Copeland Justin William, Stanek Jerzy
Department of Anatomical Pathology, Canterbury Health Laboratories, Christchurch, New Zealand.
Pediatr Dev Pathol. 2010 Nov-Dec;13(6):476-80. doi: 10.2350/09-11-0735-CR.1. Epub 2010 Feb 12.
Although twin pregnancies complicated by a coexisting complete hydatidiform mole are uncommon, those with partial hydatidiform mole (PHM) are exceedingly rare; there are only several well-documented cases diagnosed antenatally. Here we present the first case of a twin placenta containing a nodular embryo associated with PHM diagnosed on routine placental examination. This dizygotic twin pregnancy featured viable embryos at 8 weeks' gestation, death of 1 embryo at 12 weeks, and delivery of a healthy infant by caesarean section at 28 weeks because of worsening maternal reflux nephropathy. Macroscopic and microscopic placental examination and fluorescence in situ hybridization showed one part of the placenta to be diploid and the other to contain a vanishing triploid embryo and a PHM, which had eluded antenatal ultrasound diagnosis. Careful pathologic examination of vanishing twins and their placentas may disclose an unexpected PHM, which can be associated, albeit infrequently, with persistent gestational trophoblastic disease or a trophoblastic tumor.

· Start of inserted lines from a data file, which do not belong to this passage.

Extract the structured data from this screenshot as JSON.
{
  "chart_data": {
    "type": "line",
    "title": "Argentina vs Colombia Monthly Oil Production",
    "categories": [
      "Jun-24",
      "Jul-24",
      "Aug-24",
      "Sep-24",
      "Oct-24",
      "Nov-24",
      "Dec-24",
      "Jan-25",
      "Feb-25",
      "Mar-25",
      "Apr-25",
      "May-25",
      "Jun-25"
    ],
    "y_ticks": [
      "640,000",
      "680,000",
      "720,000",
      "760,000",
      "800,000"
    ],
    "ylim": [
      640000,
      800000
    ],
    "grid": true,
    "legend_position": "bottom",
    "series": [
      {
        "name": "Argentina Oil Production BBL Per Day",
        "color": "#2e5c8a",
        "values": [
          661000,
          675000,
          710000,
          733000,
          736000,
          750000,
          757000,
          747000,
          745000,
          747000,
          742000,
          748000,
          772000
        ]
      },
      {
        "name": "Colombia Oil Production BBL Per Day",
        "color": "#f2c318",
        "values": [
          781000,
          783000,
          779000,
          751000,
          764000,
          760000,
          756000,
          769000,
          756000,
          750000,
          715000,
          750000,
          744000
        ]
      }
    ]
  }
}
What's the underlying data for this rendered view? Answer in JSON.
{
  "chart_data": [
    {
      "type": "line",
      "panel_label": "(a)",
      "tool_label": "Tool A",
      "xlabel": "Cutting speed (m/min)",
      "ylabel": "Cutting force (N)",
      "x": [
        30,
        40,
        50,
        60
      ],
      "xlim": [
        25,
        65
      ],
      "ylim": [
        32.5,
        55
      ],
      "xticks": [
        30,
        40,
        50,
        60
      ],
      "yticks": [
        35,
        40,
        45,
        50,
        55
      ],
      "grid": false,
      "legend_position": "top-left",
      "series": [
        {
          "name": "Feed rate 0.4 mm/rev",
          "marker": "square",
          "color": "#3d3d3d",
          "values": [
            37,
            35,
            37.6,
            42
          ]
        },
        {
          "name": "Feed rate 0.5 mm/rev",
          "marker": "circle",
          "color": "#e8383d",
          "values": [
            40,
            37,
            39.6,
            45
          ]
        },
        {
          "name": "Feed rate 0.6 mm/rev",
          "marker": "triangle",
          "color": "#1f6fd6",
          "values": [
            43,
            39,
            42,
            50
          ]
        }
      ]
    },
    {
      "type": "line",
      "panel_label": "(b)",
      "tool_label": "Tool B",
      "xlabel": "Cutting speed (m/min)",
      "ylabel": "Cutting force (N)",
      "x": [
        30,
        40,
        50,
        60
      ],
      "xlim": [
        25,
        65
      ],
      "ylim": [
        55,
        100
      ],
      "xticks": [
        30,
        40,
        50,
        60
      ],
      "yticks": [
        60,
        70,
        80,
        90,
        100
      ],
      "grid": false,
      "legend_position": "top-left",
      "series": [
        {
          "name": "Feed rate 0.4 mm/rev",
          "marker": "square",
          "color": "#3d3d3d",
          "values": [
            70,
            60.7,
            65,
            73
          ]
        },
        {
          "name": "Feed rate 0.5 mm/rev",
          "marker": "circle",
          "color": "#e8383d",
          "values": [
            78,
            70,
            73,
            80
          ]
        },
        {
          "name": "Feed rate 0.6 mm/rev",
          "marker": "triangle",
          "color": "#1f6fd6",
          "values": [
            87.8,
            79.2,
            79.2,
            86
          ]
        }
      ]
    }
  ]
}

尽管双胎妊娠合并完全性葡萄胎并不常见,但合并部分性葡萄胎(PHM)的情况极为罕见;仅有几例经产前诊断且记录详实的病例。在此,我们报告首例在常规胎盘检查时诊断出的含结节状胚胎的双胎胎盘合并PHM病例。该双卵双胎妊娠在妊娠8周时胚胎存活,12周时1个胚胎死亡,因母亲反流性肾病加重,于28周行剖宫产分娩出一名健康婴儿。胎盘的大体和显微镜检查以及荧光原位杂交显示,胎盘一部分为二倍体,另一部分含有一个消失的三倍体胚胎和一个PHM,产前超声检查未能诊断出。对消失双胎及其胎盘进行仔细的病理检查可能会发现意外的PHM,其虽不常见,但可能与持续性妊娠滋养细胞疾病或滋养细胞肿瘤有关。